256 - TALKING ABOUT THE WEATHER - Or How To Burst A Bubble

I found myself having to explain to an American friend on Friday, as Storm Claudia washed carnage across the country, that, astoundingly, in this country where it rains more often than it doesn’t, we don’t really know how to deal with rain. I think he thought I was joking, but sure enough, the storm warnings grew and the train I was getting to go meet him while he was in the UK was cancelled. And the next one. And the one after that. Our reunion would sadly have to wait until his or my next trip to each other’s respective countries. Although it rains in Britain frequently, our rail service doesn’t know how to cope.

“We heard from a cab driver it’s the same when it snows,” he texted, incredulous.

You bet it is, I told him. The white stuff comes down and the country grinds to a halt. Schools close. Transport freezes. And roads and sidewalks are left to thaw, melt, refreeze, and turn into muddy, slippery death-traps until they die a natural death, inevitable accidents be damned.

It’s always worth paying attention when you get your insular little bubbles popped. This January we were in Sweden for New Year’s. Our second new year in the country and both times it snowed heavily on New Year’s Eve.
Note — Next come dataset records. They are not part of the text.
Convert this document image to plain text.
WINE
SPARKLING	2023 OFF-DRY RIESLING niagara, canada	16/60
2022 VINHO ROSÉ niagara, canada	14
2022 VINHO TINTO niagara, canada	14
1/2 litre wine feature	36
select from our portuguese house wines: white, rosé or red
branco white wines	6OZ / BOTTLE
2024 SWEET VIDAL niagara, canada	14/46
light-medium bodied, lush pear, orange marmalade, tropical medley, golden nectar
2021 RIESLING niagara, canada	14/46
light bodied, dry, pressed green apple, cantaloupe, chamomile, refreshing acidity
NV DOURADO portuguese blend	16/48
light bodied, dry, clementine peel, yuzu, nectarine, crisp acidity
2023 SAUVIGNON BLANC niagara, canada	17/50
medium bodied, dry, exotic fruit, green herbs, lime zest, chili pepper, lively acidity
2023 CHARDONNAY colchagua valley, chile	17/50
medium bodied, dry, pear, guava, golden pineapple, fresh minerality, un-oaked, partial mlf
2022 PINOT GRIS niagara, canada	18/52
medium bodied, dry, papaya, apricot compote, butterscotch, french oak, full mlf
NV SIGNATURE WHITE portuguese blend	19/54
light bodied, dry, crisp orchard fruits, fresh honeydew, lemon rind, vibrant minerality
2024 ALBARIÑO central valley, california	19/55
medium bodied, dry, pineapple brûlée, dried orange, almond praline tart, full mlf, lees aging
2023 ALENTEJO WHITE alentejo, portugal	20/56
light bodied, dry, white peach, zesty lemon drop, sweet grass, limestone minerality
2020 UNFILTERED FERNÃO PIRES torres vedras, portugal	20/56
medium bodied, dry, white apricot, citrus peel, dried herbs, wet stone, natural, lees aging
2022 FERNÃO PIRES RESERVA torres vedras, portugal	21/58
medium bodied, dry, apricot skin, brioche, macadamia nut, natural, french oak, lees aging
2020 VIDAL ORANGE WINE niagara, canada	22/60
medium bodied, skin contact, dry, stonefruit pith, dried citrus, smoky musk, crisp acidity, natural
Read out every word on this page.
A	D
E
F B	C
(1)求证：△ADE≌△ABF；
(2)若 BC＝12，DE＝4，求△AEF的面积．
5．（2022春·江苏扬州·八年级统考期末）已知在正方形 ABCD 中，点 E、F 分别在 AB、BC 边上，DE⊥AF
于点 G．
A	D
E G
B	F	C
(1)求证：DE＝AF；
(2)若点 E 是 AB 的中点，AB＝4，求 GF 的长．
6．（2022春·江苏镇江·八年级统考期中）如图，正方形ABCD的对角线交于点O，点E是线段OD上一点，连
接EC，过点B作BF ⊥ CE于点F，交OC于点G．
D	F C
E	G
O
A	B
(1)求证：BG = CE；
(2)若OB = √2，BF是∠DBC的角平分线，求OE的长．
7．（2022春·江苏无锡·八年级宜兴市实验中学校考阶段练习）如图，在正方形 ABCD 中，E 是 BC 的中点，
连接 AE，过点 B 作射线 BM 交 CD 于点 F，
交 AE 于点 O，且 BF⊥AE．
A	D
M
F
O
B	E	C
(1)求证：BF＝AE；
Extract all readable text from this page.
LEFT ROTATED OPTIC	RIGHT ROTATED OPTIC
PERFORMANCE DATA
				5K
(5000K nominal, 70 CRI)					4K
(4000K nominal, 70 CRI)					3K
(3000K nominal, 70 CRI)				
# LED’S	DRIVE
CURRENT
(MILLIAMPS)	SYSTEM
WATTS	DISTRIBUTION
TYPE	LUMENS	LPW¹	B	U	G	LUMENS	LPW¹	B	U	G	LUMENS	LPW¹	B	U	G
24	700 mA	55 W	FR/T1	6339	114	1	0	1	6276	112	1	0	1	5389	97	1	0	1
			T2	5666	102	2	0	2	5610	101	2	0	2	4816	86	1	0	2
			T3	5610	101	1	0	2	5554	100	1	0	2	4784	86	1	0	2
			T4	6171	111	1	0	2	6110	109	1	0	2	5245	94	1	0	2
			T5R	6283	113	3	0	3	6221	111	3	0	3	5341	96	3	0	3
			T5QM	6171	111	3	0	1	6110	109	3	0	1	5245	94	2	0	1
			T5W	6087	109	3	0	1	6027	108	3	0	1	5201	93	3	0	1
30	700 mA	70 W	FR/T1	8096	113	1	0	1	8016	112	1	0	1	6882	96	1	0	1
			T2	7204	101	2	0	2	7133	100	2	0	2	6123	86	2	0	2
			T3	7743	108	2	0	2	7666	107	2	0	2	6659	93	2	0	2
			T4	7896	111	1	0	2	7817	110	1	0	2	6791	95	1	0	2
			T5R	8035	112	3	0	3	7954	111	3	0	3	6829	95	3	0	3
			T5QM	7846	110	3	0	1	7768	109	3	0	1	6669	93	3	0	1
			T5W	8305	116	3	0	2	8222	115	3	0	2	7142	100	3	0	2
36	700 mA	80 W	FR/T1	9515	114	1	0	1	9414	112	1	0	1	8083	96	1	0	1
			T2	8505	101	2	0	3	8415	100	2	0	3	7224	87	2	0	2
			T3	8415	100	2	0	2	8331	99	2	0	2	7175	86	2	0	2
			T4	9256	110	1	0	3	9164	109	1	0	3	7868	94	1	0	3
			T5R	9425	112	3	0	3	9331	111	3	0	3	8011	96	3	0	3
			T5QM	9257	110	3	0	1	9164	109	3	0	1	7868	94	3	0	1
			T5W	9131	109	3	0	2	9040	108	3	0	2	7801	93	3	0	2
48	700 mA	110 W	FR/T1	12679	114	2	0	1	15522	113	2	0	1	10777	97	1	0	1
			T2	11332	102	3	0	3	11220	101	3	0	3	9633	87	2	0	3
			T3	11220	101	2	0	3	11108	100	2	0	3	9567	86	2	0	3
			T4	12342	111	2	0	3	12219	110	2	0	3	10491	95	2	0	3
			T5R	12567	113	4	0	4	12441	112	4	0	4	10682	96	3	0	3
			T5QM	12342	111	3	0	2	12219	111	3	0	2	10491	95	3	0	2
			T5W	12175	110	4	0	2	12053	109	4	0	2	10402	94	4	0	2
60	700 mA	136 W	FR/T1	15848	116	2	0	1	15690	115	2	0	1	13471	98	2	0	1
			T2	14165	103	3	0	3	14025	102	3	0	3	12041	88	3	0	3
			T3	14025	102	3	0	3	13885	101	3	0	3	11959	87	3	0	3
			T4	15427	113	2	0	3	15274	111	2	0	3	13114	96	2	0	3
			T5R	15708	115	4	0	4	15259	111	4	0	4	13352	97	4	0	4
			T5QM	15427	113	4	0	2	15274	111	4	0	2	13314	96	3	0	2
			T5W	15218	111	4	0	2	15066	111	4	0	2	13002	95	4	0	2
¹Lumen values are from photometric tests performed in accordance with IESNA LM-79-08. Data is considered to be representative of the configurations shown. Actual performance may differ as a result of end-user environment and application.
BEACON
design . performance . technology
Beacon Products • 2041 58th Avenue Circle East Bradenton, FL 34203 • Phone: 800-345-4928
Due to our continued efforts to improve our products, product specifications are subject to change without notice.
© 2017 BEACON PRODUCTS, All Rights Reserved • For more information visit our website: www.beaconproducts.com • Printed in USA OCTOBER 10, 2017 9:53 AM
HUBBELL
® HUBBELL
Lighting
The first time we were amazed that the downfall had no impact at all on the roads and subsequent plane home we were due to get the following day. This year it was trains. A train to Stockholm and a bus to the train station, all running smoothly and on time despite the previous day’s blizzard.

In the US I have seen flash-flooding bring down power lines and flood roads and cars, but I have also never seen a state where such downpours are frequent radically fall apart in the provision of public services because of a known and predictable weather system. If the frequent rain means your trains can’t run, they seem to work out that something needs changing with the way we run our trains.

Which is not to say Sweden or America have everything perfect. They obviously don’t. And they too have their bubbles of how things just are or have to be because they always have been. But it is to remind us that when things fall apart or don’t work in known and predictable ways, it is perhaps worth asking if what seems so inevitable and unchangeable really has to be?

I was speaking to students about war this week. It was, after all, Remembrance Day on Tuesday. And this is another classic example of a bubble. If a country does something violent to our country, what do we do? Go to war was the inevitable answer. So I asked them to consider what we could do instead of war? For many it was the first time they ever considered not fighting could be an option. War as the response just seemed so obvious. Likewise prison is another obvious consequence they have never considered revising. What could we do instead of prison when a crime has been committed and still feel justice had been served? It had never occurred to them that a crime might go unpunished and that lack of punishment be more just than the punishment.

Another class were discussing free-will and I asked them what they would do if they discovered someone they loved was cheating on them.

“You’d have to break up, sir.”

“Why?”

We traced the assumption to just what you’re supposed to do according to every film, book, TV show, song and play. The relationship must end according to culture and we are massively influenced, potentially causally determined, by that culture.

But what if it didn’t?  What if you work out why the cheating happened and see if you can get through it instead?

“What if we didn’t do what we always do?” is one of the most powerful questions a philosopher can ask. Because there are always bubbles clouding our instincts and intuitions about what must be, and it is also true that, somewhere in the world, at least someone has a completely different instinct or intuition to the dominant one and are doing things very differently indeed. Not always for the better, of course! But sometimes.

So next time you unthinkingly accept that what you’re about to do, or what is about to happen, is just the way things have to be, stop and have a think about it. Because it’s highly likely it is not. And you could be the first domino to fall that makes things go in another direction.